Unbedingt abwehrbereit

Das Raketenabwehrsystem Meads zeigt, wie sich die Bundeswehr verändert – doch die große Debatte darüber bleibt aus. Die Militärpolitik braucht mehr Öffentlichkeit

Öffentlich gestritten wird nur, wenn einem Bundeswehreinsatz zugestimmt werden soll

Es geht augenscheinlich um eine gänzlich langweilige Angelegenheit. Nicht um große Konzepte deutscher Außenpolitik. Nicht um die Frage nach global gültigen Werten, der angemessenen Rolle Europas, dem Missionseifer der Vereinigten Staaten oder der Verantwortung Deutschlands.
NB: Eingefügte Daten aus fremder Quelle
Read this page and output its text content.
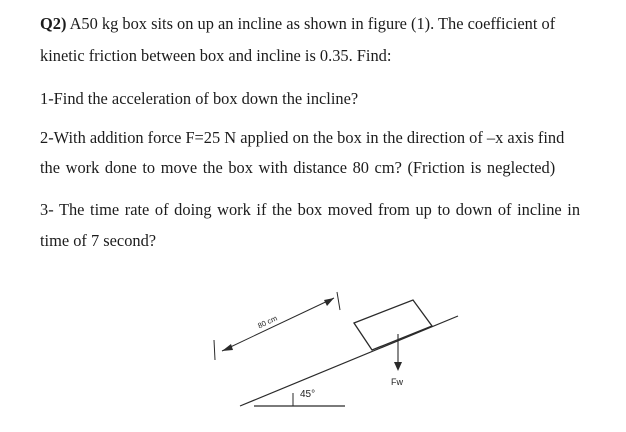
Q2) A50 kg box sits on up an incline as shown in figure (1). The coefficient of
kinetic friction between box and incline is 0.35. Find:
1-Find the acceleration of box down the incline?
2-With addition force F=25 N applied on the box in the direction of –x axis find
the work done to move the box with distance 80 cm? (Friction is neglected)
3- The time rate of doing work if the box moved from up to down of incline in
time of 7 second?
45°
Fw
80 cm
Es geht um Raketenreichweiten, Radartechnologie und rüstungsspezifische Inflationsraten – um ein ganz banales Waffensystem mit dem merkwürdigen Akronym Meads.

Ginge es nach den maßgeblichen Protagonisten in Regierung, Parlament und Unternehmen, wäre das leidige Thema längst erledigt. Haushaltstechnische Routine sollte sie sein, die ausstehende Entscheidung über die erste Milliarde Euro für das „Medium Extended Air Defense System“ genannte Luftabwehrsystem: abzuwickeln unter Ausschluss der Öffentlichkeit.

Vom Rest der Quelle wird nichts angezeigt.